Illarramendi, el timón txuri-urdin

Este jugador, tras su fiasco en el Real Madrid, ha logrado reencontrarse a sí mismo y comanda el centro del campo realista.

Illarramendi, el timón txuri-urdin
Illaramendi, pugnando en la disputa por un balón/ Imagen: LaLiga.es

Asier Illarramendi es miembro de esa lista de jugadores que, tras demostrar su nivel en equipos menores, no ha logrado mantenerse en las filas del Real Madrid. Sin embargo ha diferencia de otros, éste ha conseguido recuperar su caché y ha vuelto a demostrar su valía. Una de las razones que lo certifican es su asidua presencia en las convocatorias de la selección española, hecho que no se daba en sus años en las filas blancas.

Actualmente es el líder de la Real y uno de los jugadores más destacados de la presente temporada. No en vano lidera el ranking de pases completados con 2000 envíos buenos y se sitúa en cuarta posición en el de recuperaciones con 225. Además, en el apartado goleador, esta es su mejor temporada, en la que lleva anotados siete goles. Estas estadísticas demuestran su soltura para manejar todas las funciones que un mediocentro debe realizar.

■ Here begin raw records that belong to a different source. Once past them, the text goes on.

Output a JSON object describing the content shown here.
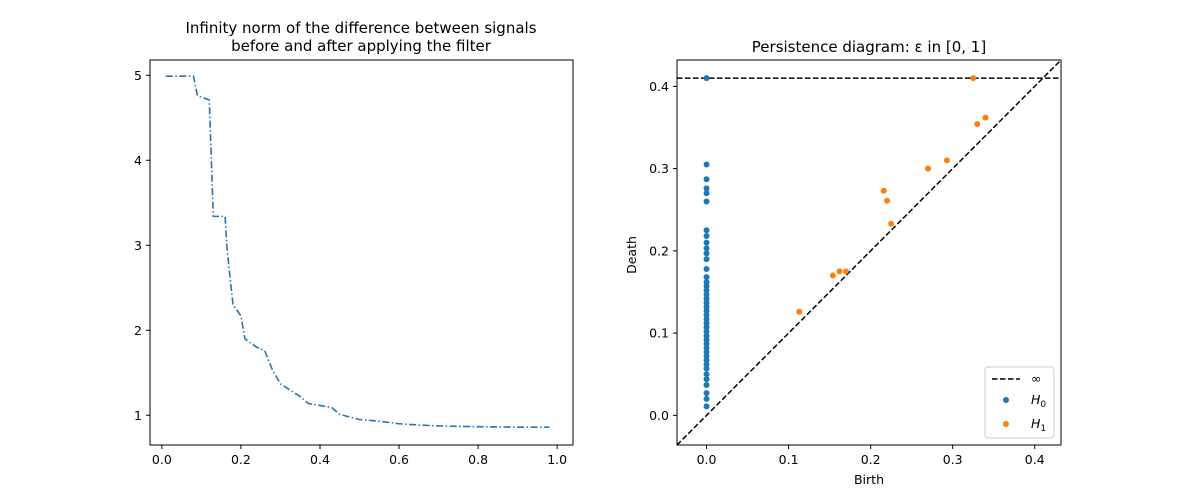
{
  "colors": {
    "h0": "#1f77b4",
    "h1": "#ff7f0e",
    "line": "#1f77b4",
    "diagonal": "#000000"
  },
  "chart_data": [
    {
      "type": "line",
      "title_line1": "Infinity norm of the difference between signals",
      "title_line2": "before and after applying the filter",
      "xlabel": "",
      "ylabel": "",
      "xlim": [
        -0.03,
        1.04
      ],
      "ylim": [
        0.65,
        5.18
      ],
      "xticks": [
        "0.0",
        "0.2",
        "0.4",
        "0.6",
        "0.8",
        "1.0"
      ],
      "yticks": [
        "1",
        "2",
        "3",
        "4",
        "5"
      ],
      "line_style": "dash-dot",
      "x": [
        0.01,
        0.08,
        0.09,
        0.12,
        0.13,
        0.135,
        0.16,
        0.165,
        0.18,
        0.2,
        0.21,
        0.24,
        0.26,
        0.28,
        0.3,
        0.33,
        0.35,
        0.37,
        0.43,
        0.45,
        0.5,
        0.55,
        0.6,
        0.65,
        0.7,
        0.8,
        0.9,
        0.98
      ],
      "y": [
        4.99,
        4.99,
        4.76,
        4.71,
        3.34,
        3.34,
        3.34,
        2.95,
        2.3,
        2.17,
        1.9,
        1.8,
        1.76,
        1.53,
        1.37,
        1.28,
        1.22,
        1.14,
        1.09,
        1.01,
        0.95,
        0.93,
        0.9,
        0.885,
        0.875,
        0.865,
        0.86,
        0.86
      ]
    },
    {
      "type": "scatter",
      "title": "Persistence diagram: ε in [0, 1]",
      "xlabel": "Birth",
      "ylabel": "Death",
      "xlim": [
        -0.036,
        0.432
      ],
      "ylim": [
        -0.036,
        0.432
      ],
      "xticks": [
        "0.0",
        "0.1",
        "0.2",
        "0.3",
        "0.4"
      ],
      "yticks": [
        "0.0",
        "0.1",
        "0.2",
        "0.3",
        "0.4"
      ],
      "infinity_line": 0.41,
      "legend": {
        "position": "lower-right",
        "infinity": "∞",
        "h0": "H",
        "h0_sub": "0",
        "h1": "H",
        "h1_sub": "1"
      },
      "series": [
        {
          "label": "H0",
          "points": [
            [
              0,
              0.41
            ],
            [
              0,
              0.305
            ],
            [
              0,
              0.287
            ],
            [
              0,
              0.276
            ],
            [
              0,
              0.27
            ],
            [
              0,
              0.26
            ],
            [
              0,
              0.225
            ],
            [
              0,
              0.218
            ],
            [
              0,
              0.21
            ],
            [
              0,
              0.203
            ],
            [
              0,
              0.197
            ],
            [
              0,
              0.19
            ],
            [
              0,
              0.178
            ],
            [
              0,
              0.168
            ],
            [
              0,
              0.162
            ],
            [
              0,
              0.157
            ],
            [
              0,
              0.152
            ],
            [
              0,
              0.147
            ],
            [
              0,
              0.142
            ],
            [
              0,
              0.137
            ],
            [
              0,
              0.132
            ],
            [
              0,
              0.127
            ],
            [
              0,
              0.122
            ],
            [
              0,
              0.117
            ],
            [
              0,
              0.112
            ],
            [
              0,
              0.107
            ],
            [
              0,
              0.102
            ],
            [
              0,
              0.097
            ],
            [
              0,
              0.092
            ],
            [
              0,
              0.087
            ],
            [
              0,
              0.082
            ],
            [
              0,
              0.077
            ],
            [
              0,
              0.072
            ],
            [
              0,
              0.067
            ],
            [
              0,
              0.062
            ],
            [
              0,
              0.057
            ],
            [
              0,
              0.05
            ],
            [
              0,
              0.044
            ],
            [
              0,
              0.037
            ],
            [
              0,
              0.027
            ],
            [
              0,
              0.02
            ],
            [
              0,
              0.011
            ]
          ]
        },
        {
          "label": "H1",
          "points": [
            [
              0.113,
              0.126
            ],
            [
              0.154,
              0.17
            ],
            [
              0.162,
              0.175
            ],
            [
              0.17,
              0.175
            ],
            [
              0.216,
              0.273
            ],
            [
              0.22,
              0.261
            ],
            [
              0.225,
              0.233
            ],
            [
              0.27,
              0.3
            ],
            [
              0.293,
              0.31
            ],
            [
              0.325,
              0.41
            ],
            [
              0.33,
              0.354
            ],
            [
              0.34,
              0.362
            ]
          ]
        }
      ]
    }
  ]
}
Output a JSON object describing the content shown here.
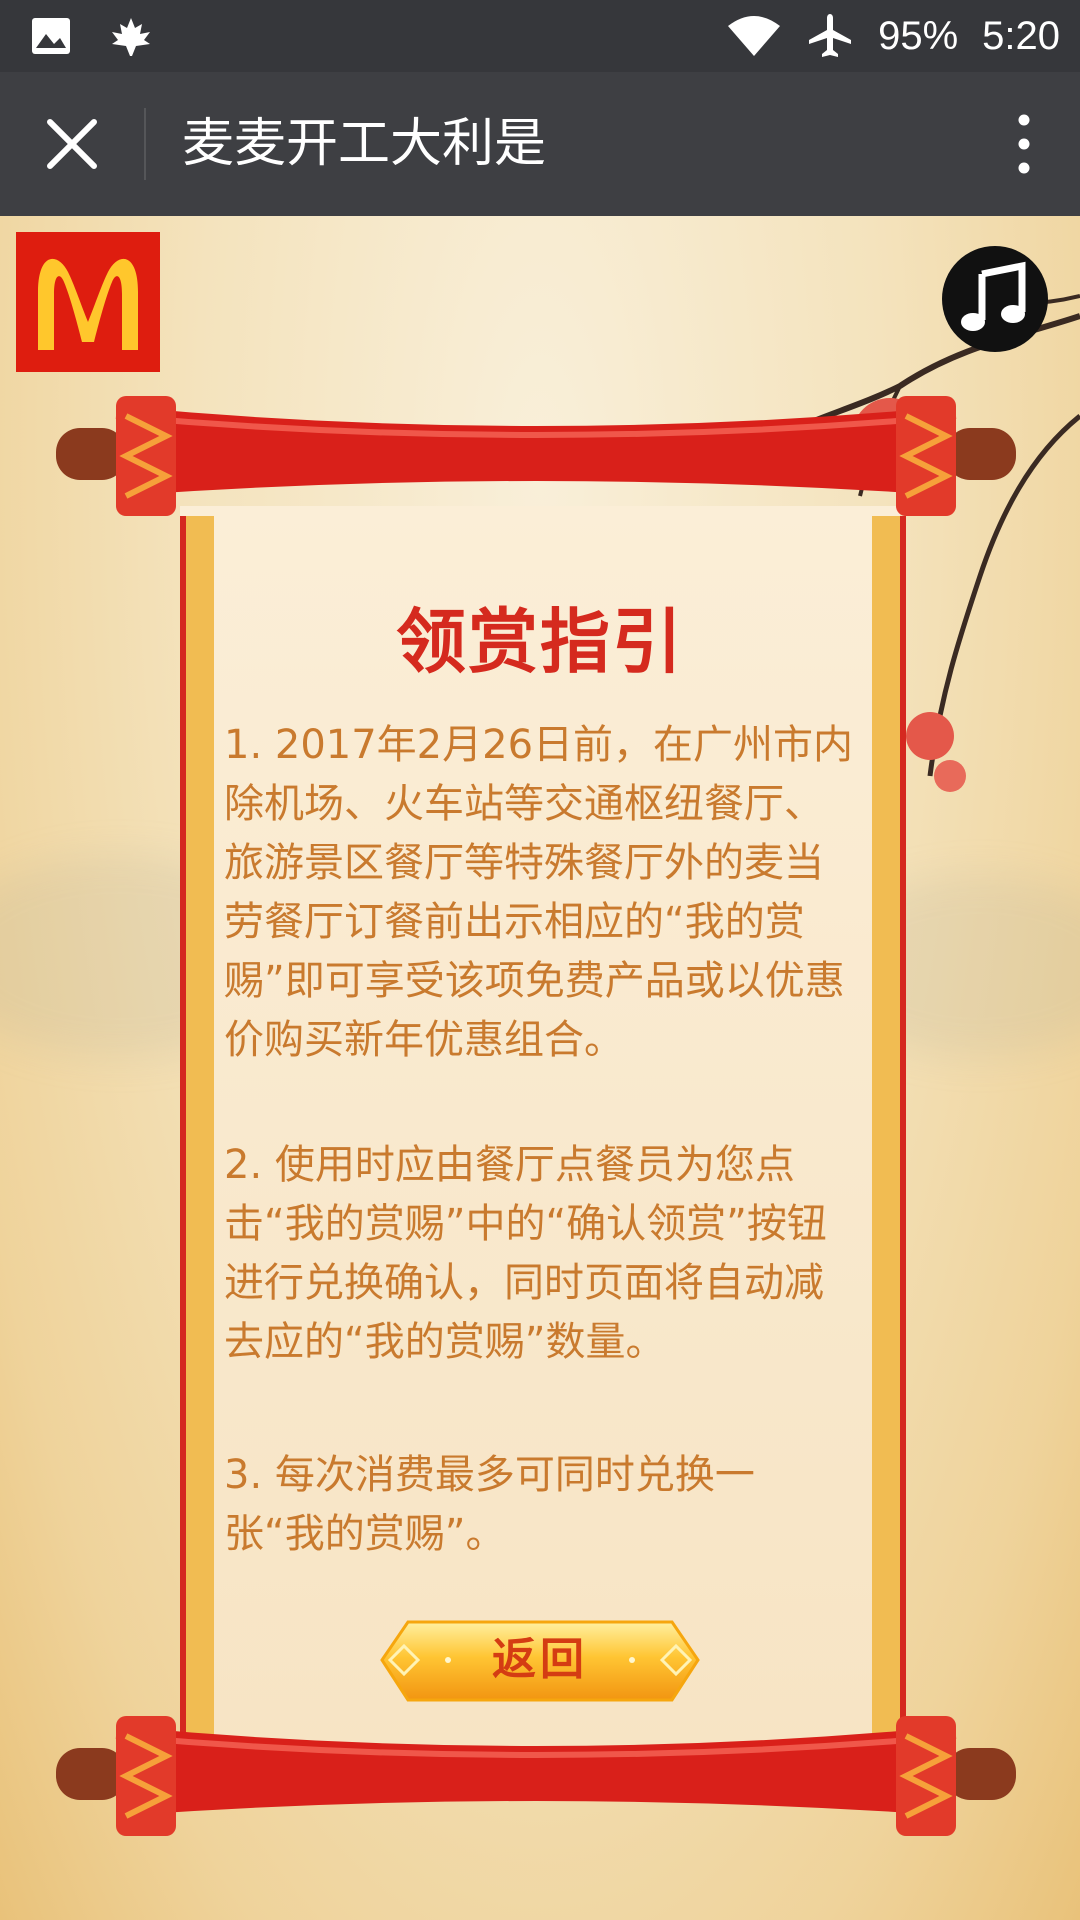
{
  "status_bar": {
    "battery": "95%",
    "time": "5:20",
    "icons": [
      "image-icon",
      "maple-leaf-icon",
      "wifi-icon",
      "airplane-mode-icon"
    ]
  },
  "title_bar": {
    "title": "麦麦开工大利是"
  },
  "guide": {
    "title": "领赏指引",
    "items": [
      "1. 2017年2月26日前，在广州市内除机场、火车站等交通枢纽餐厅、旅游景区餐厅等特殊餐厅外的麦当劳餐厅订餐前出示相应的“我的赏赐”即可享受该项免费产品或以优惠价购买新年优惠组合。",
      "2. 使用时应由餐厅点餐员为您点击“我的赏赐”中的“确认领赏”按钮进行兑换确认，同时页面将自动减去应的“我的赏赐”数量。",
      "3. 每次消费最多可同时兑换一张“我的赏赐”。"
    ],
    "back_label": "返回"
  },
  "colors": {
    "mcd_red": "#de1d0f",
    "mcd_yellow": "#ffc72c",
    "title_red": "#d52a1e",
    "text_orange": "#c97a2e",
    "status_bar": "#36373b",
    "title_bar": "#3e3f43"
  }
}
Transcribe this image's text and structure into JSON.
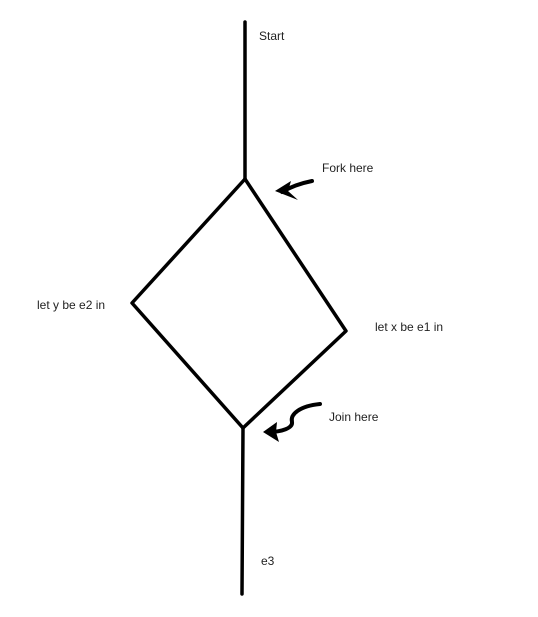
{
  "diagram": {
    "labels": {
      "start": "Start",
      "fork": "Fork here",
      "left_branch": "let y be e2 in",
      "right_branch": "let x be e1 in",
      "join": "Join here",
      "end": "e3"
    },
    "colors": {
      "background": "#ffffff",
      "stroke": "#000000",
      "text": "#222222"
    }
  }
}
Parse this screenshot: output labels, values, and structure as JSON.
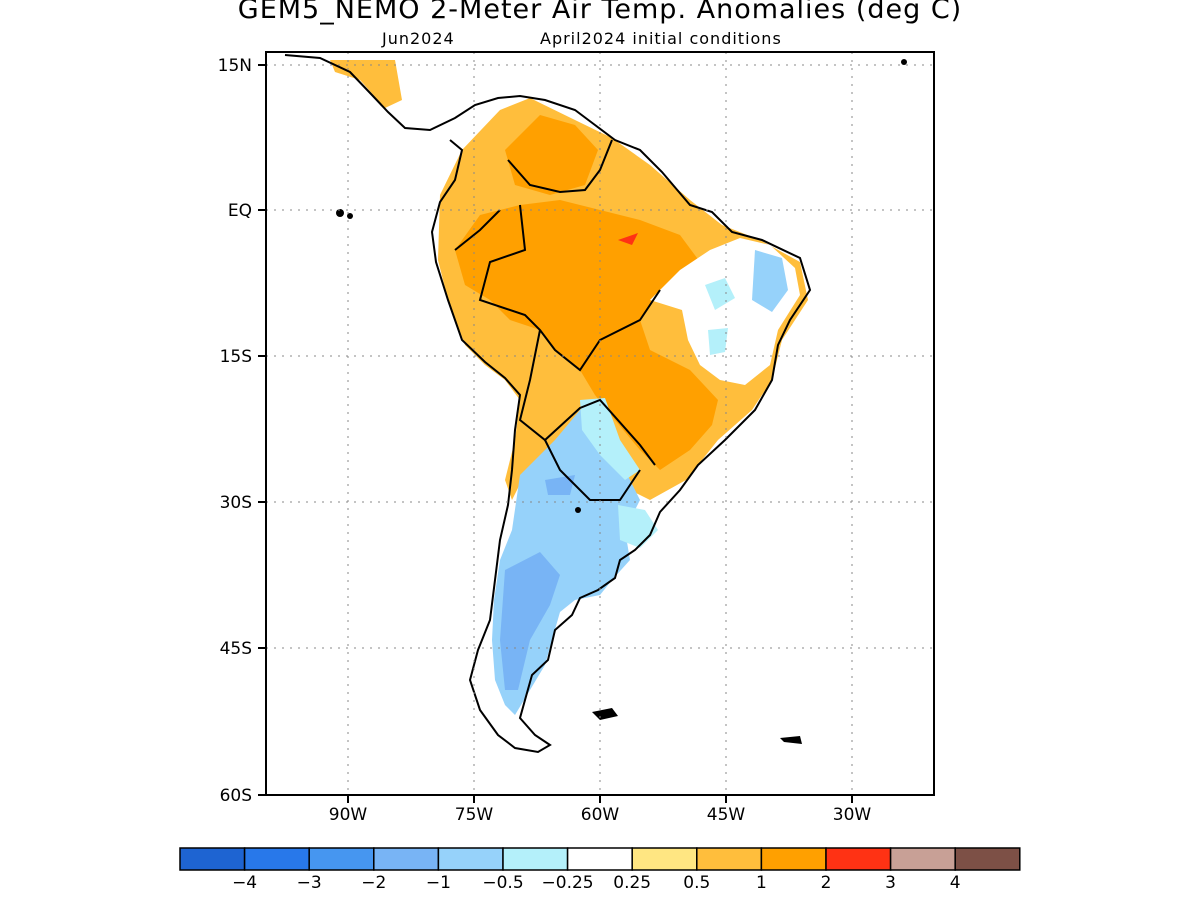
{
  "header": {
    "title": "GEM5_NEMO 2-Meter Air Temp. Anomalies (deg C)",
    "forecast_month": "Jun2024",
    "initial_conditions": "April2024 initial conditions"
  },
  "axes": {
    "lat_labels": [
      "15N",
      "EQ",
      "15S",
      "30S",
      "45S",
      "60S"
    ],
    "lon_labels": [
      "90W",
      "75W",
      "60W",
      "45W",
      "30W"
    ]
  },
  "colorbar": {
    "colors": [
      "#1e64d2",
      "#2878ea",
      "#4696f0",
      "#78b4f5",
      "#96d2fa",
      "#b4f0fa",
      "#ffffff",
      "#ffe682",
      "#ffbe3c",
      "#ffa000",
      "#ff3214",
      "#c8a096",
      "#7d5046"
    ],
    "labels": [
      "−4",
      "−3",
      "−2",
      "−1",
      "−0.5",
      "−0.25",
      "0.25",
      "0.5",
      "1",
      "2",
      "3",
      "4"
    ]
  },
  "palette": {
    "warm_strong": "#ffa000",
    "warm": "#ffbe3c",
    "warm_light": "#ffe682",
    "cool_light": "#b4f0fa",
    "cool": "#96d2fa",
    "cool_mid": "#78b4f5",
    "hot_spot": "#ff3214",
    "neutral": "#ffffff"
  }
}
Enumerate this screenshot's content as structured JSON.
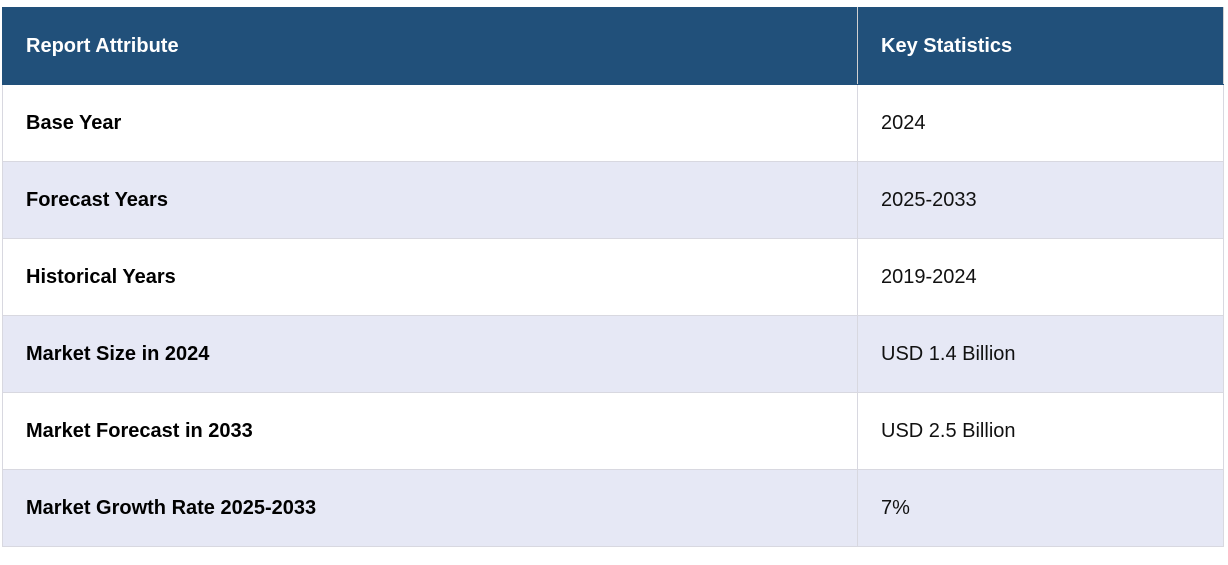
{
  "table": {
    "header": [
      "Report Attribute",
      "Key Statistics"
    ],
    "rows": [
      [
        "Base Year",
        "2024"
      ],
      [
        "Forecast Years",
        "2025-2033"
      ],
      [
        "Historical Years",
        "2019-2024"
      ],
      [
        "Market Size in 2024",
        "USD 1.4 Billion"
      ],
      [
        "Market Forecast in 2033",
        "USD 2.5 Billion"
      ],
      [
        "Market Growth Rate 2025-2033",
        "7%"
      ]
    ]
  }
}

En el terreno de juego suele jugar como pivote puro, pero en ocasiones también le ha acompañado otro mediocentro. Desde el primer vértice del centro del campo, tiene la misión de sacar la pelota y ponerle claridad y sentido a las jugadas de ataque. Todo el juego pasa por sus botas y el equipo fía muchas de sus posibilidades a su seguridad en el pase. En las labores defensivas no se esconde ya que, pese a su físico, es capaz de interceptar muchos balones gracias a su excelente colocación en el campo. Este año ha desarrollado su faceta goleadora, desconocida hasta entonces. La mayoría de sus goles provienen de disparos de larga distancia, normalmente con más potencia que colocación.

En la capacidad del Getafe de lograr que Illarramendi no tenga contacto con el esférico estará una de las claves del partido del Sábado. No debe olvidar el conjunto azulón a los otros jugadores con más talento de la plantilla donostiarra, Canales y Januzaj. A pesar de su intermitencia, sólo necesitan una jugada para declinar la balanza a favor de su equipo.